Members will also take more responsibility for decisions they have made than ones made for them. If you make decisions on behalf of your membership they will hold you responsible for failures. If you involve them in making the decisions they are more likely to form realistic expectations of success, as they understand that they are responsible for the success or failure of the decision.

Finally where success is not achieved immediately people who have been involved in making decisions are more likely to accept a compromise or, if they do reject something, support the decision to reject with action.


Ways of working that involve more people rather than less are better.

Decisions have more legitimacy, actions are more compelling and ultimately we are more convincing if we can demonstrate strength of feeling through active support.

While it is true that people involved in making decisions are more likely to get involved - people who are involved will usually also take more interest in the decisions being made.

Widening participation in union work also builds our capacity to campaign, lessons your workload and makes us less vulnerable to the sudden departure of key individuals.

And it's more fun!


Informing and educating members is preferable to not disclosing information. Unless you have very good reasons you should always err on the side of releasing information over withholding it.

Some representatives become disillusioned with staff, and members, failure to take interest in issues that affect them. However sometimes we forget that members and staff don't always have the level of understanding that we have. Even where members do have a general understanding of an issue they may not identify all, or the extent of, the threats to them.
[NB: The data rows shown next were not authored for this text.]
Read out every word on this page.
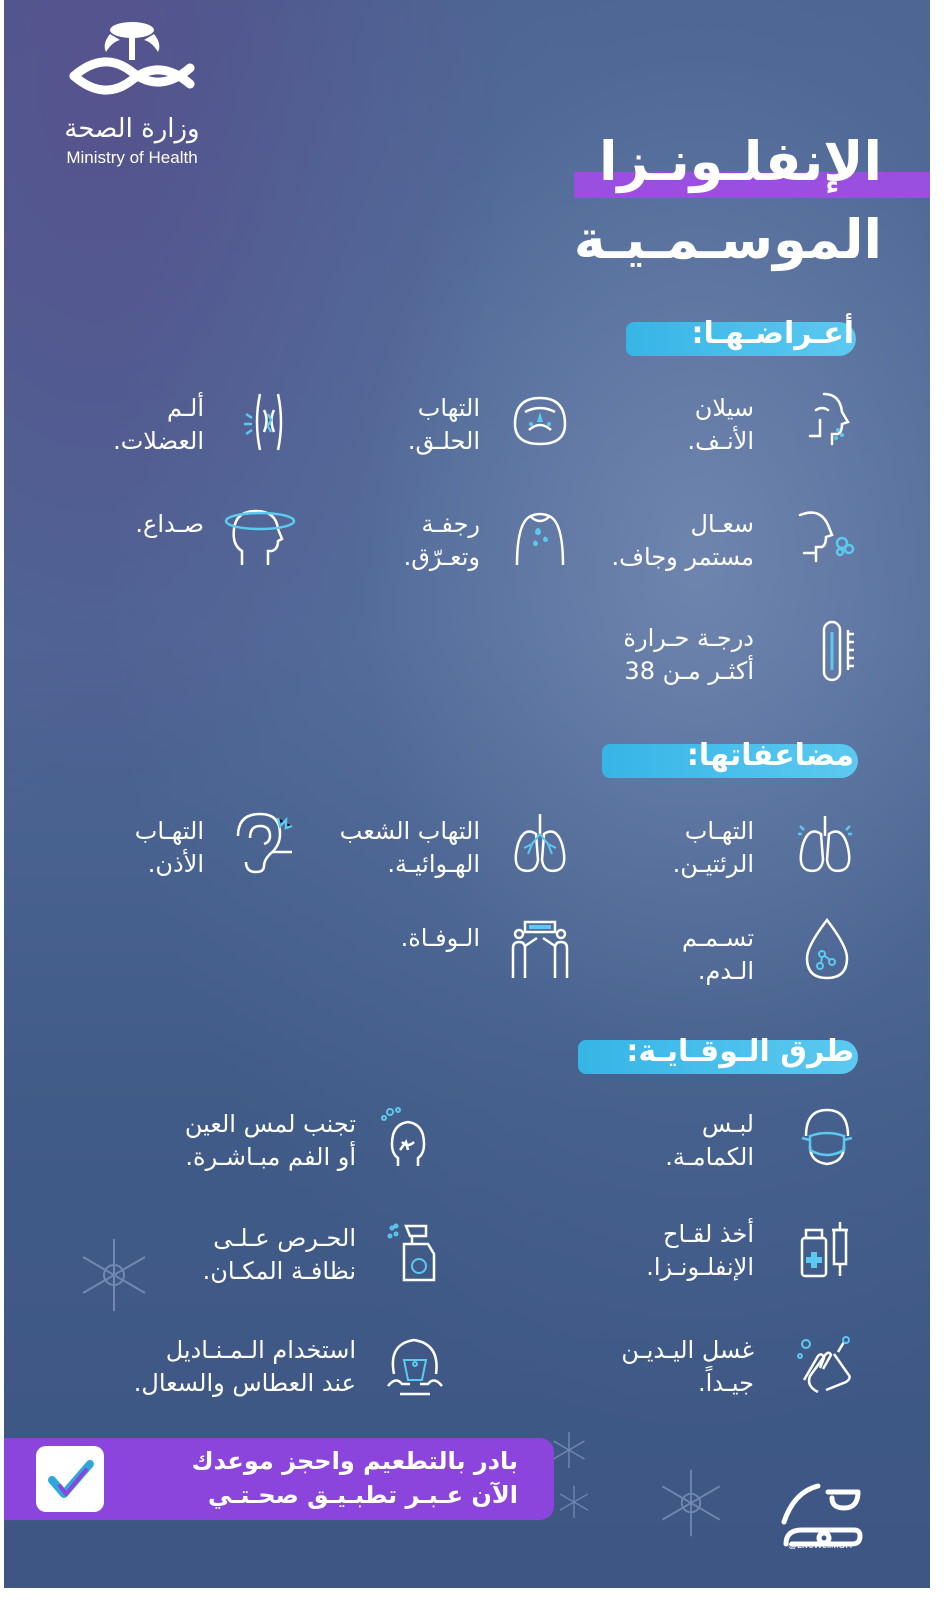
وزارة الصحة
Ministry of Health	الإنفلـونـزا
الموسـمـيـة
أعـراضـهـا:
سيلان
الأنـف.
التهاب
الحلـق.
ألـم
العضلات.
سعـال
مستمر وجاف.
رجفـة
وتعـرّق.
صـداع.
درجـة حـرارة
أكثـر مـن 38
مضاعفاتها:
التهـاب
الرئتيـن.
التهاب الشعب
الهـوائيـة.
التهـاب
الأذن.
تسـمـم
الـدم.
الـوفـاة.
طرق الـوقـايـة:
لبـس
الكمامـة.
تجنب لمس العين
أو الفم مبـاشـرة.
أخذ لقـاح
الإنفلـونـزا.
الحـرص عـلـى
نظافـة المكـان.
غسل اليـديـن
جيـداً.
استخدام الـمـنـاديل
عند العطاس والسعال.
بادر بالتطعيم واحجز موعدك
الآن عـبـر تطبـيـق صحـتـي
@LiveWellMOH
Ongoing information and education is preferable to distributing information just prior to asking members to make decisions. Members need time to think about issues. They may not have time to prioritise informing themselves on an issue, especially if they can't see the immediate threat to them.

Members are also more likely to be decisive if they feel they have had time to consider an issue. Distributing information just prior to asking for a decision can create the impression that the information was only released to get the decision that was wanted.

Educating people about the role the union plays in helping staff is an important way to build the strength of UCU. Communications and language that reinforce the importance of solidarity, democracy, participation and education should be used wherever possible.